In De Telegraaf zegt columnist Rob Hoogland dat het geen toeval is dat oud-sportjournalisten nu toonaangevende columnisten zijn. Interviewer Bert Dijkstra (oud-sportjournalist) wijst op hem bij De Telegraaf, Bert Wagendorp bij de Volkskrant, Hugo Borst bij het AD, Frits Abrahams bij NRC.
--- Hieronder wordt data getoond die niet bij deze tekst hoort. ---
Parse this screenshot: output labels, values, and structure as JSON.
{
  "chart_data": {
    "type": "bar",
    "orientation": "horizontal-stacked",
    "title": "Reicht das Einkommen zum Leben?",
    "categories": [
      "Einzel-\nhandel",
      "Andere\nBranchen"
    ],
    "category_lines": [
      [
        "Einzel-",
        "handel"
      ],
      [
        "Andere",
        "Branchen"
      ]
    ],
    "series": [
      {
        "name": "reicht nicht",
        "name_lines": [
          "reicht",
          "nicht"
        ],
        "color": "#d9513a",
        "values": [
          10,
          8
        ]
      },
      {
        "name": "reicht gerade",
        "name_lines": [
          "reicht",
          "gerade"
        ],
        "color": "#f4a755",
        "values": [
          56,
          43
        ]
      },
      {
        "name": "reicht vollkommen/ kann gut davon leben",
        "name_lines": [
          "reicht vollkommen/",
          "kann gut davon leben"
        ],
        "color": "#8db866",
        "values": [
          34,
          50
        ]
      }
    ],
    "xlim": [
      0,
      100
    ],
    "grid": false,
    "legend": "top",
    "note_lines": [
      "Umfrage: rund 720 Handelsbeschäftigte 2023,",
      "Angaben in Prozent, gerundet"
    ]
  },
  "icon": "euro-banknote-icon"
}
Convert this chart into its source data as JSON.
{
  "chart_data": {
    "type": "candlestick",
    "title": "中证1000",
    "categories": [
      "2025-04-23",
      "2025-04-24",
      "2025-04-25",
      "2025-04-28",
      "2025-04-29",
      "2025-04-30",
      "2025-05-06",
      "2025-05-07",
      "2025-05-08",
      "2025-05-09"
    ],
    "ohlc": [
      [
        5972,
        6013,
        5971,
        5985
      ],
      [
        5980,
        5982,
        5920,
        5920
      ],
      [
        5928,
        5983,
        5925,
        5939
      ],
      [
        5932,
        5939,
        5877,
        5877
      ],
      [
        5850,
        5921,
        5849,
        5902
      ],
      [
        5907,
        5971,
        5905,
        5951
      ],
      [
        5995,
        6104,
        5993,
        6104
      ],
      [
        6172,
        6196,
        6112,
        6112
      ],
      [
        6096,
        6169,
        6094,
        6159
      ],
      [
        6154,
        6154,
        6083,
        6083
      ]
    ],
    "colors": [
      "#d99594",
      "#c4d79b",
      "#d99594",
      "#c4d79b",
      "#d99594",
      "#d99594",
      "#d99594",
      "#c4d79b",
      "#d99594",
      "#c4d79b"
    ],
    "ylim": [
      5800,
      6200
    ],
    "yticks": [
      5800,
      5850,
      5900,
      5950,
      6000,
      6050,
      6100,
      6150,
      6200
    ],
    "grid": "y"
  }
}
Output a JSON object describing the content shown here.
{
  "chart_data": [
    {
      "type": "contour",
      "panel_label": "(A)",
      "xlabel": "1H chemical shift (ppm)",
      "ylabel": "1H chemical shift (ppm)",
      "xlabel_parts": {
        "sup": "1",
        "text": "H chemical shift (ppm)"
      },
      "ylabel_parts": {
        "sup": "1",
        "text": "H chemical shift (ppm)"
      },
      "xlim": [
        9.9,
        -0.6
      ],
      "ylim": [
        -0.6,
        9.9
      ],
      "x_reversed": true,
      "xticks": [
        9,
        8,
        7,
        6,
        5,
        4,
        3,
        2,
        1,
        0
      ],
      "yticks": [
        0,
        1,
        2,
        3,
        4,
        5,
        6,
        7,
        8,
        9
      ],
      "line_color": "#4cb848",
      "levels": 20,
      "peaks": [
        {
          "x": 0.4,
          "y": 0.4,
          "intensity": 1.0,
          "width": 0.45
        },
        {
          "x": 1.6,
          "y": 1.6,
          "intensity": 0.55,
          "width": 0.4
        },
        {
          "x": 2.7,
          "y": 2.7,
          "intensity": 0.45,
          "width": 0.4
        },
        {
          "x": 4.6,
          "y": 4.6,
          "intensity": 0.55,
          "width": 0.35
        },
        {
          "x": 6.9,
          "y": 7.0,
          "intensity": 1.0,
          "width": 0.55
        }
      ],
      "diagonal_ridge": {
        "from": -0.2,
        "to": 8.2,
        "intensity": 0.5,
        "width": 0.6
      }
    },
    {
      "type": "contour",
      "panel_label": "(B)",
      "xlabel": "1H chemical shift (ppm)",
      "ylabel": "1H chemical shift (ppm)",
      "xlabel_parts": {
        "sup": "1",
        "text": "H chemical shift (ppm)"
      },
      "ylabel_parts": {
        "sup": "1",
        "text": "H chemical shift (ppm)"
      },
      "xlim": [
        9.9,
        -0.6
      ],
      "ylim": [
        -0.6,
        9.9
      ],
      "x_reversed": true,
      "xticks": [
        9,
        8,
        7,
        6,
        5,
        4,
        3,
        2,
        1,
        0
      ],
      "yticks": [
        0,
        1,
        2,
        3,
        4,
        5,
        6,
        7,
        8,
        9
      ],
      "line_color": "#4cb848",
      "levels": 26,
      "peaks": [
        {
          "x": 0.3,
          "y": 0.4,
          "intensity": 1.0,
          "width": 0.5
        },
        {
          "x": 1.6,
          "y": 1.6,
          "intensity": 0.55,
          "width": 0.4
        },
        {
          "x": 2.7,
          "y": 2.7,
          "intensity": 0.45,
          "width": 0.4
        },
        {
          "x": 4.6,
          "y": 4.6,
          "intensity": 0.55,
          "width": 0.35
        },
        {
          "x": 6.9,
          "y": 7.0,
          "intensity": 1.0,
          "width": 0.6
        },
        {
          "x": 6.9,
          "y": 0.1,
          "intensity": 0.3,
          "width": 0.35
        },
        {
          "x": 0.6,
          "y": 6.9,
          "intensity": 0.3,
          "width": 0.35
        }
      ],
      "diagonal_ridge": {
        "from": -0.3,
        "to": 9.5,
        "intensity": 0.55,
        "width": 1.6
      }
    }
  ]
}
Hoogland: ,,Jan Blokker (oud-columnist bij de Volkskrant) draait zich om in z’n graf als ik het zeg, maar nee, het is geen toeval. In de sportjournalistiek leer je het vak het best, omdat je alles moet kunnen. Je maakt de mens in al zijn facetten mee. Bij De Telegraaf voelden ze dat feilloos aan. Ik was net weg bij de sportredactie toen adjunct-hoofdredacteur Anton Witkamp – zelf een sportjongen – in 1984 tegen me zei: ’Jij gaat naar de Olympische Spelen van Los Angeles en maakt een dagelijkse column’. Punt. Zo ging dat.”

Als sportverslaggever volgde Hoogland onder meer enkele jaren de Tour de France. In 1974 schreef hij als leerling-journalist van het Noordhollands Dagblad zijn allereerste column. Hoogland: ,,Tijdens het WK voetbal. Oranje scoorde, Rinus Michels stond te juichen langs de lijn en zijn assistent Fadrhonc bleef stoïcijns op de bank zitten. Ik heb spontaan een stukje getikt: iedereen denkt dat Michels De Sphinx is, maar het is Fadrhonc. Is nog geplaatst ook.”

Hoogland schrijft als 70-jarige nog drie columns per week in De Telegraaf. ,,Het is toch geen beroep wat wij doen? Zolang de krant het leuk vindt, blijf ik tikken.”